Between Oct. 4 and Nov. 1, I spent much of 10 nights with a telescope in the backyard of my Salt Lake City home, trying to get pictures of the orangish dot.
Most of my pictures were duds. Mars shone so fiercely that first attempts with my sensitive astronomical camera produced glaring, overexposed photos, just white disks in the black. Even shooting at the camera’s fastest speed of 1/1000 of a second, the planet was blank.
Next, I taped a cardboard mask over the end of the telescope (the lens called a “corrector plate”), which reduced the ‘scope’s effective diameter from 12 inches to about three. It cut down the light enough to get views but I regretted I couldn’t use the full aperture, which would have given better detail.
Later, to use the telescope’s full diameter, I hooked on an old Nikon D70 camera whose light sensitivity is adjustable. I tried three different configurations but none was satisfactory with Mars.
Meanwhile, some astonishing views were made by other Utah amateurs. A notable example was taken by Don J. Colton of the Utah Astronomy Club that picked out the solar system’s largest volcano, Olympus Mons, and three smaller volcanoes nearby.
The best of my Mars photos were downloaded into a laptop the night of Oct. 18-19, taken with the astronomical camera when most of the telescope’s opening was blocked against the glare.
The resulting picture is a stack of the best of 300 subexposures taken between 1 and 2 a.m. on Oct. 19; in Universal Coordinated Time, that translates to 7 to 8 a.m. on Oct. 19 UTC. The exact time is important because a Mars Profiler posted by Sky & Telescope Magazine allows one to identify features as they show up on the rotating planet at precise times.
The south pole, largely carbon dioxide ice, is the bright spot at the bottom of my picture around the 7 o’clock position — the pole is tilted relative to our viewpoint.
In 2004, the European Space Agency announced that water ice is present as well as frozen CO2 at the southernmost region. Readings from ESA’s Mars Express, Europe’s first spacecraft to orbit Mars, “showed that hundreds of square kilometres of ‘permafrost’ surround the south pole. Permafrost is water ice, mixed into the soil of Mars, and frozen to the hardness of solid rock by the low Martian temperature,” said ESA. “This is the reason why water ice has been hidden from detection until now — because the soil with which it is mixed cannot reflect light easily and so it appears dark.”
What look like continents are differences in surface brightness — often caused by features such as upthrusts, canyons and rough terrain. Astronomers have mapped and named dozens over the centuries.
In my photo, the dark mark that projects northward prominently on the left is called Syrtis Major, described by the Encyclopedia Britannica as extending north from the equator for 930 miles and reaching 620 miles west to east. “It is an extensive regional slope elongated north to south that drops 2.5 miles from its western boundary (Aeria) to its eastern edge (Isidis),” the encyclopedia adds.

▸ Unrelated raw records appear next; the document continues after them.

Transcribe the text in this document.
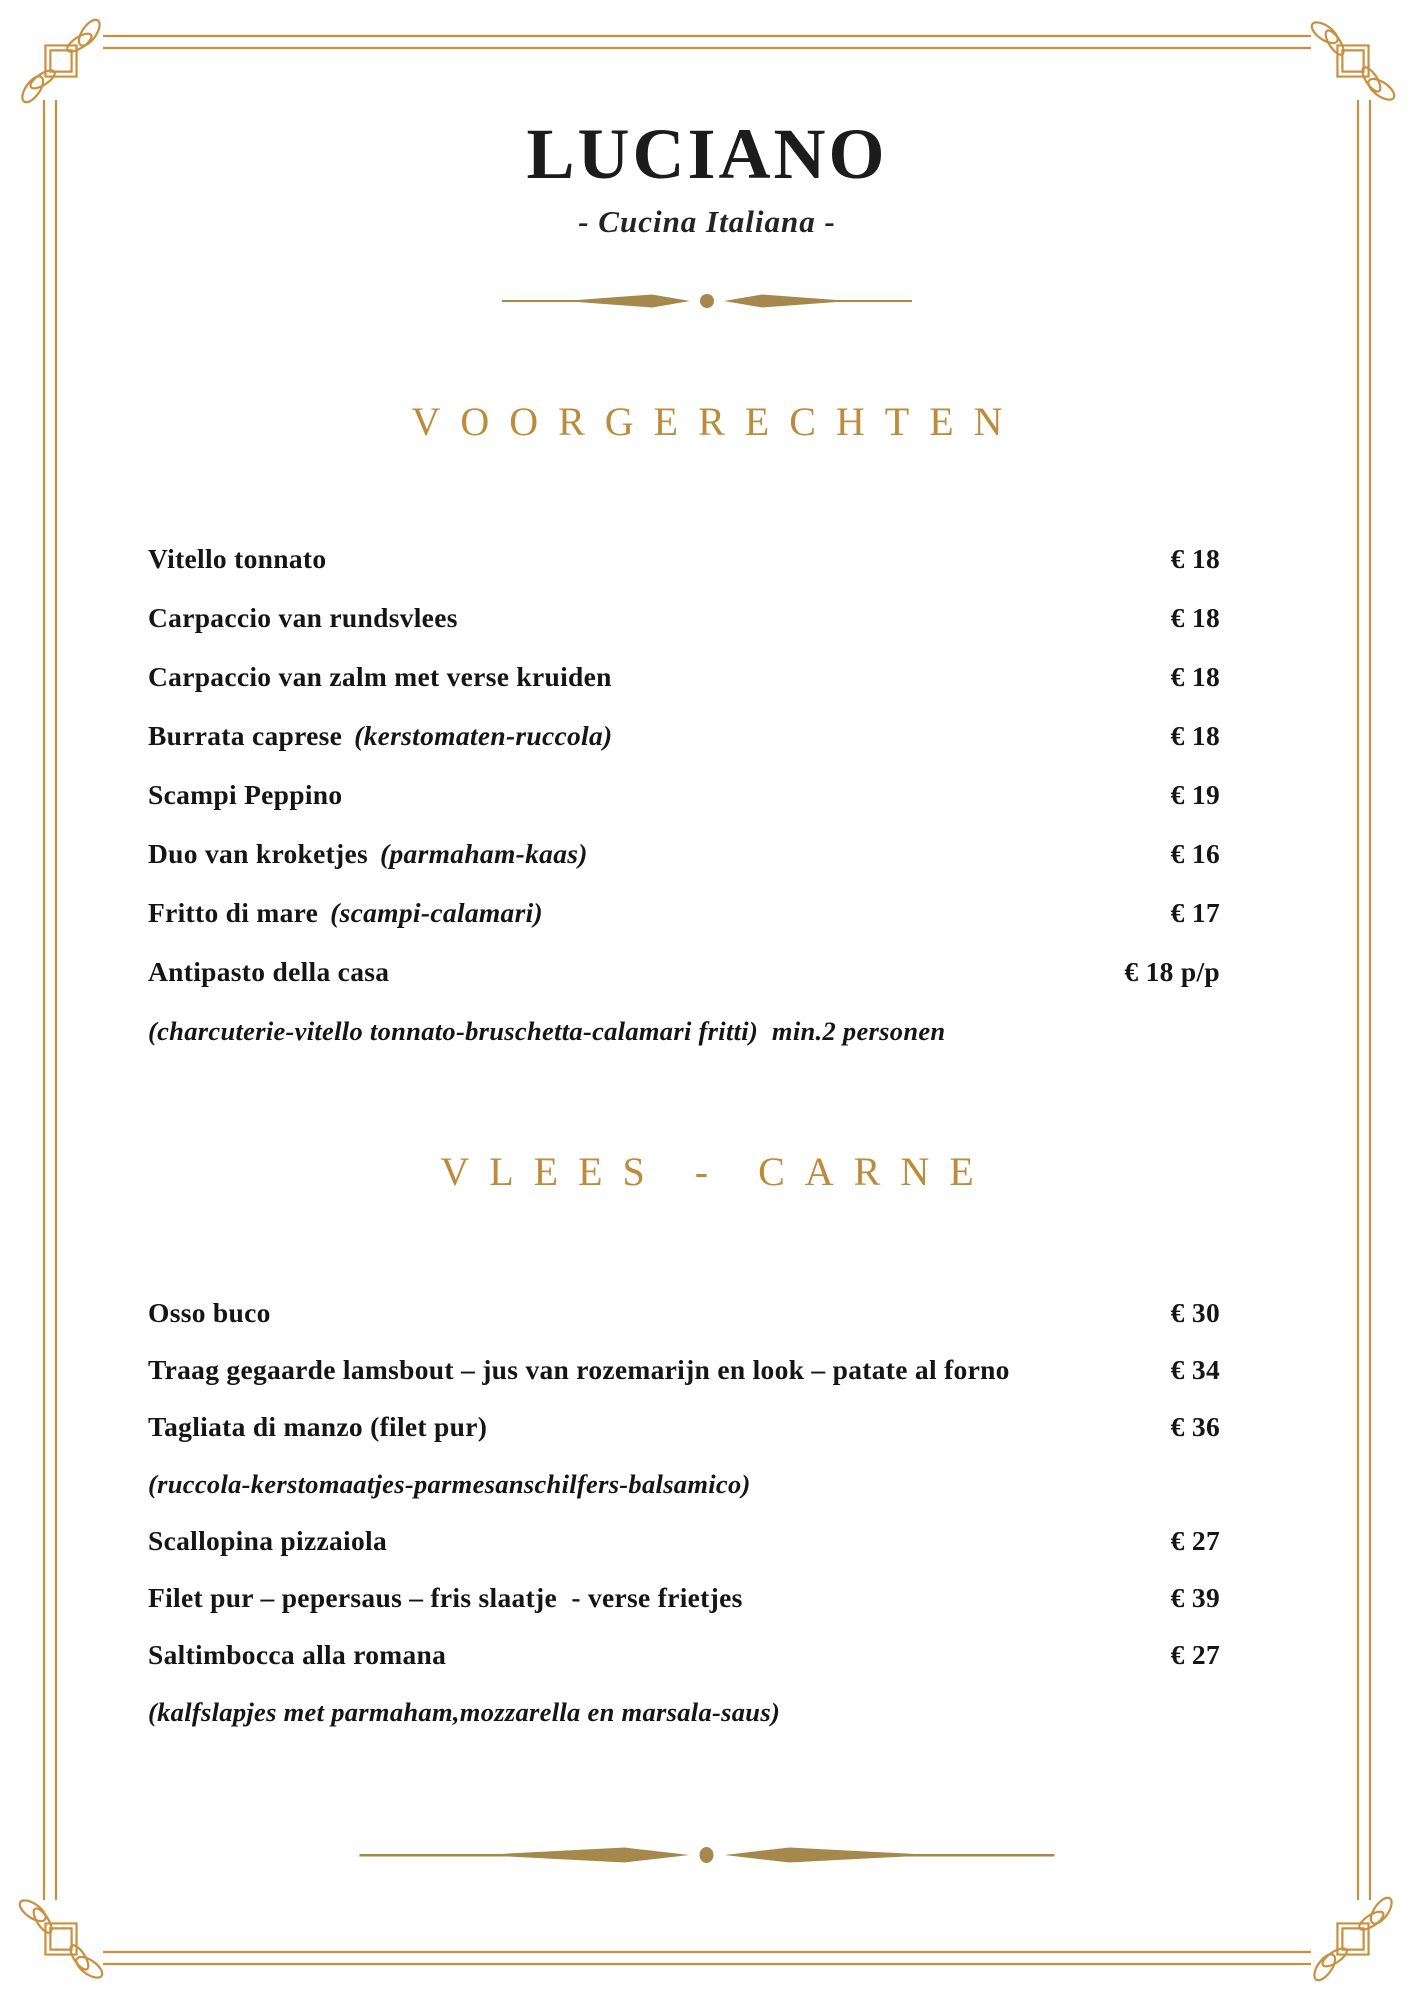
LUCIANO
- Cucina Italiana -
VOORGERECHTEN
Vitello tonnato	€ 18
Carpaccio van rundsvlees	€ 18
Carpaccio van zalm met verse kruiden	€ 18
Burrata caprese (kerstomaten-ruccola)	€ 18
Scampi Peppino	€ 19
Duo van kroketjes (parmaham-kaas)	€ 16
Fritto di mare (scampi-calamari)	€ 17
Antipasto della casa	€ 18 p/p
(charcuterie-vitello tonnato-bruschetta-calamari fritti)  min.2 personen
VLEES - CARNE
Osso buco	€ 30
Traag gegaarde lamsbout – jus van rozemarijn en look – patate al forno	€ 34
Tagliata di manzo (filet pur)	€ 36
(ruccola-kerstomaatjes-parmesanschilfers-balsamico)
Scallopina pizzaiola	€ 27
Filet pur – pepersaus – fris slaatje  - verse frietjes	€ 39
Saltimbocca alla romana	€ 27
(kalfslapjes met parmaham,mozzarella en marsala-saus)
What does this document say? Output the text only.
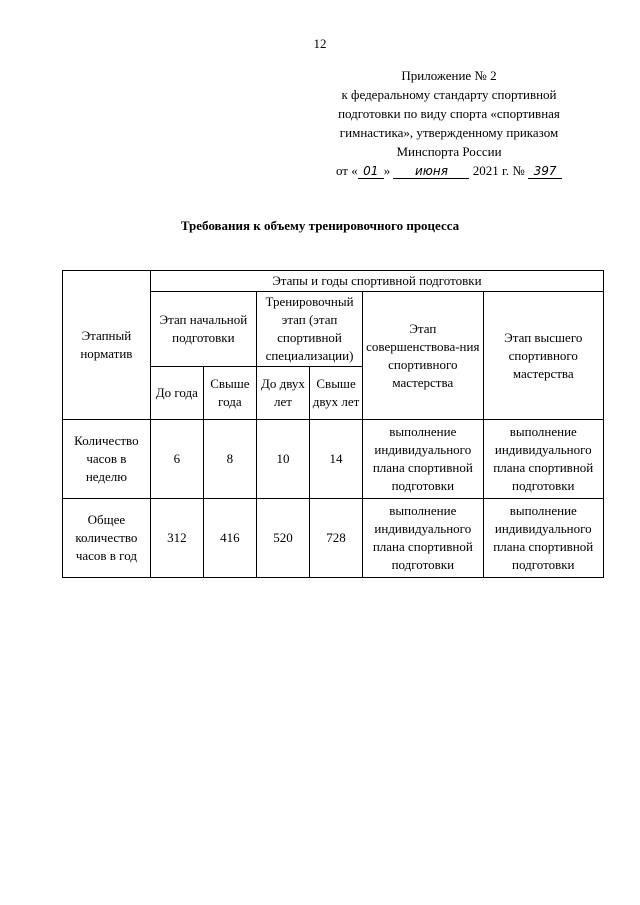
12
Приложение № 2
к федеральному стандарту спортивной
подготовки по виду спорта «спортивная
гимнастика», утвержденному приказом
Минспорта России
от « 01 » июня 2021 г. № 397
Требования к объему тренировочного процесса
Этапный норматив	Этапы и годы спортивной подготовки					
	Этап начальной подготовки		Тренировочный этап (этап спортивной специализации)		Этап совершенствова-ния спортивного мастерства	Этап высшего спортивного мастерства
	До года	Свыше года	До двух лет	Свыше двух лет		
Количество часов в неделю	6	8	10	14	выполнение индивидуального плана спортивной подготовки	выполнение индивидуального плана спортивной подготовки
Общее количество часов в год	312	416	520	728	выполнение индивидуального плана спортивной подготовки	выполнение индивидуального плана спортивной подготовки
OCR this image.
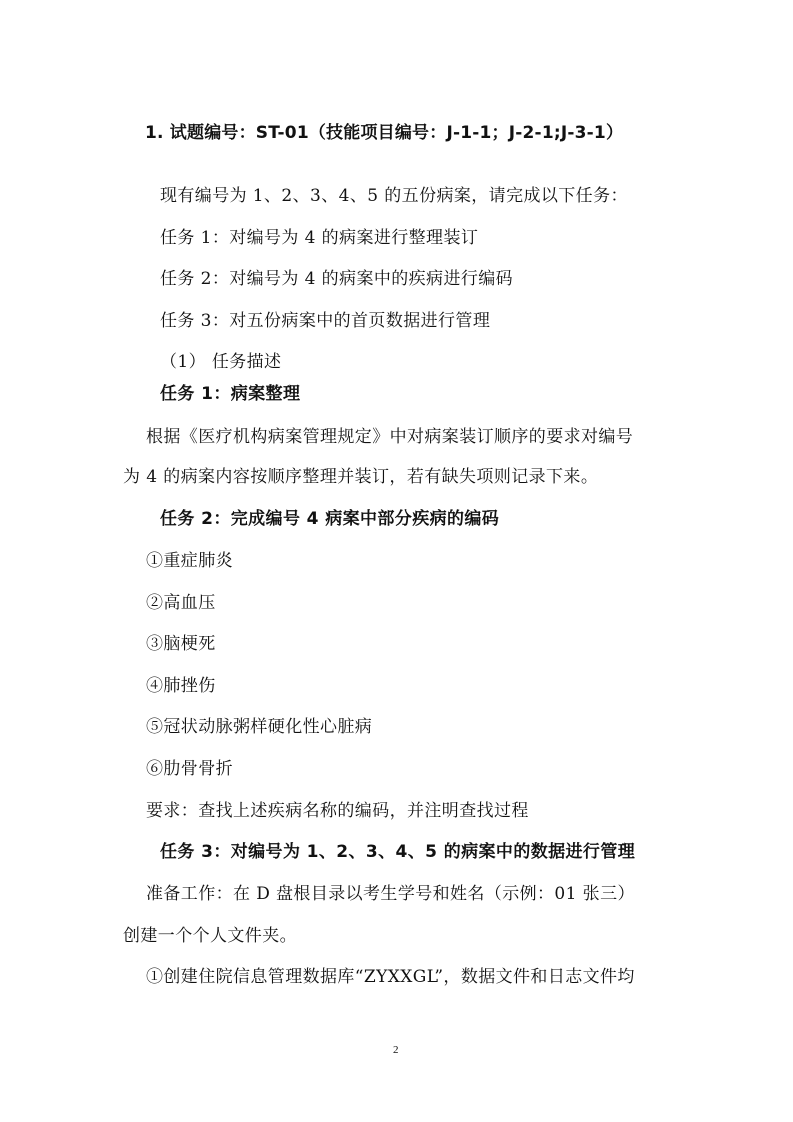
1. 试题编号：ST-01（技能项目编号：J-1-1；J-2-1;J-3-1）
现有编号为 1、2、3、4、5 的五份病案，请完成以下任务：
任务 1：对编号为 4 的病案进行整理装订
任务 2：对编号为 4 的病案中的疾病进行编码
任务 3：对五份病案中的首页数据进行管理
（1） 任务描述
任务 1：病案整理
根据《医疗机构病案管理规定》中对病案装订顺序的要求对编号
为 4 的病案内容按顺序整理并装订，若有缺失项则记录下来。
任务 2：完成编号 4 病案中部分疾病的编码
①重症肺炎
②高血压
③脑梗死
④肺挫伤
⑤冠状动脉粥样硬化性心脏病
⑥肋骨骨折
要求：查找上述疾病名称的编码，并注明查找过程
任务 3：对编号为 1、2、3、4、5 的病案中的数据进行管理
准备工作：在 D 盘根目录以考生学号和姓名（示例：01 张三）
创建一个个人文件夹。
①创建住院信息管理数据库“ZYXXGL”，数据文件和日志文件均
2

Blending with Sytris Major on its right along the equator is a form termed Mare Tyrrhenum, part of an area that is mostly “heavily cratered highlands,” says marspedia.org. The dark elongated figure to its right, reaching to the right edge of the planet, is named Mare Cimmerium. Mare means sea, and like the marie on the Moon, those of Mars are bone dry.
To the south of Sytris Major and Tyrrhenum is a vast impact basin called Hellas (the ancient name for Greece). “With a diameter of about 1,400 miles and a depth reaching the lowest elevations on Mars, Hellas is one of the largest impact craters in the solar system,” says NASA. The light oval within Hellas, visible in my photo by the planet’s edge at 9 o’clock , is the Hellas Plane.
For me, the thrill was in taking pictures of recognizable landforms on a planet 40 million miles away.